Paul's Himalayan Musk  on the veg garden fence. It is such a strong rose and gives one great burst of flower each year before I cut it hard back. (Hard to imagine that such a vigorous rose came as a small cutting from my previous home.)






































I fill the house with cut flowers so that we can enjoy the perfume. I don't know the name of this rose. It came as a sliver of stalk from Corfu many years ago. Perhaps someone can recognise it?











The petals soon fall, but they are wonderful while they last.



Monday 7 June 2021

Are you a lark or an owl?

For much of the year I can confidently say that I'm an owl, slow to come to my senses in the morning and wide awake at night. But for a few weeks in the summer I'm up and raring to go as the sun comes up, wandering round the garden in shoes wet with the dew or, as yesterday morning, in mac and wellingtons because there was a fine drizzle of rain. June, the most delightful month. By lunchtime the rain had stopped. Friends came in the afternoon and we sat in the sunshine for afternoon tea and caught up on our news. (News! What news? We have been nowhere and done nothing for months!)



















While strawberries are the favourite fruit of Pascale, whose blog is Le Jardin de Pacalou, mine are cherries. There are plenty in the shops just now. I make a chocolate and cherry cake filled with cherry jam and a sprinkling of frozen stoned cherries. (Fresh cherries I just greedily save for myself!)










A generous layer of cream on top of the fruit and it is good to go.

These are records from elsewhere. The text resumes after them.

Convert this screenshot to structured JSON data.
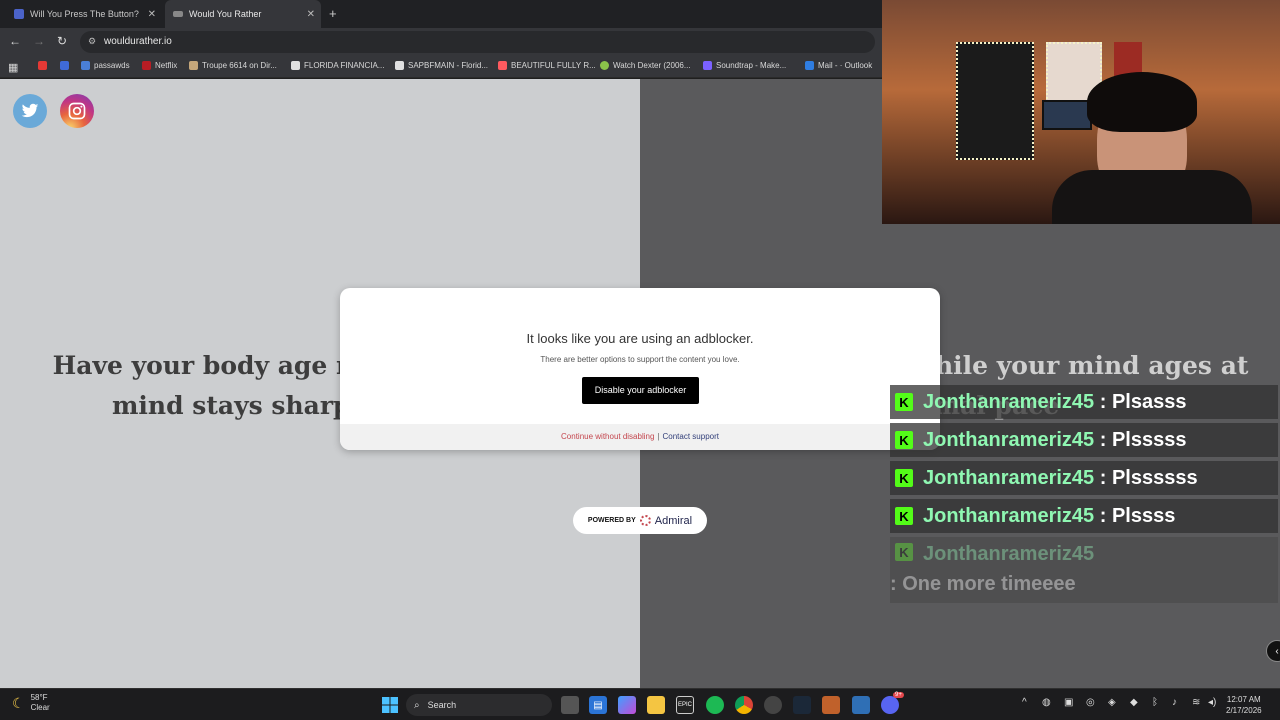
{
  "browser": {
    "tabs": [
      {
        "title": "Will You Press The Button?",
        "active": false
      },
      {
        "title": "Would You Rather",
        "active": true
      }
    ],
    "url": "wouldurather.io",
    "bookmarks": [
      {
        "label": "",
        "color": "#e53935"
      },
      {
        "label": "",
        "color": "#3f6ad8"
      },
      {
        "label": "passawds",
        "color": "#4a7fd6"
      },
      {
        "label": "Netflix",
        "color": "#b81d24"
      },
      {
        "label": "Troupe 6614 on Dir...",
        "color": "#c4a67a"
      },
      {
        "label": "FLORIDA FINANCIA...",
        "color": "#e0e0e0"
      },
      {
        "label": "SAPBFMAIN - Florid...",
        "color": "#e0e0e0"
      },
      {
        "label": "BEAUTIFUL FULLY R...",
        "color": "#ff5a5f"
      },
      {
        "label": "Watch Dexter (2006...",
        "color": "#8bc34a"
      },
      {
        "label": "Soundtrap - Make...",
        "color": "#7b61ff"
      },
      {
        "label": "Mail - · Outlook",
        "color": "#2f7de1"
      }
    ]
  },
  "page": {
    "question_left": "Have your body age normally but your mind stays sharp and focused",
    "question_right": "Remain youthful while your mind ages at a normal pace"
  },
  "modal": {
    "title": "It looks like you are using an adblocker.",
    "subtitle": "There are better options to support the content you love.",
    "button": "Disable your adblocker",
    "continue_link": "Continue without disabling",
    "separator": "|",
    "contact_link": "Contact support"
  },
  "powered": {
    "prefix": "POWERED BY",
    "brand": "Admiral"
  },
  "chat": [
    {
      "user": "Jonthanrameriz45",
      "message": " : Plsasss"
    },
    {
      "user": "Jonthanrameriz45",
      "message": " : Plsssss"
    },
    {
      "user": "Jonthanrameriz45",
      "message": " : Plssssss"
    },
    {
      "user": "Jonthanrameriz45",
      "message": " : Plssss"
    },
    {
      "user": "Jonthanrameriz45",
      "message": " : One more timeeee"
    }
  ],
  "taskbar": {
    "temperature": "58°F",
    "condition": "Clear",
    "search_placeholder": "Search",
    "time": "12:07 AM",
    "date": "2/17/2026",
    "discord_badge": "9+"
  }
}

I praised the free-range eggs of Jack, the local farmer, in a recent post. At the weekend when I went to collect some more I learnt that a fox had come in broad daylight and killed thirty of his hens. The foxes are very active at this time of year, presumably with young to feed. But really, although they are lovely looking creatures, they are vicious and just love a killing spree. I would keep ducks again if I thought for one moment that I could keep them safely in the garden. We had Khaki Campbell ducks when our children were small, sweet natured pets and prolific egg layers, all killed by a fox on the one night that I forgot to shut their hut. There were tears all round!

Wee One and the ducks were good models for my illustration work!























Morning walk  with the camera around the garden.































































It is great growing weather. The spuds are looking promising in the veg garden - now that's a sight to gladden a Murphy's heart!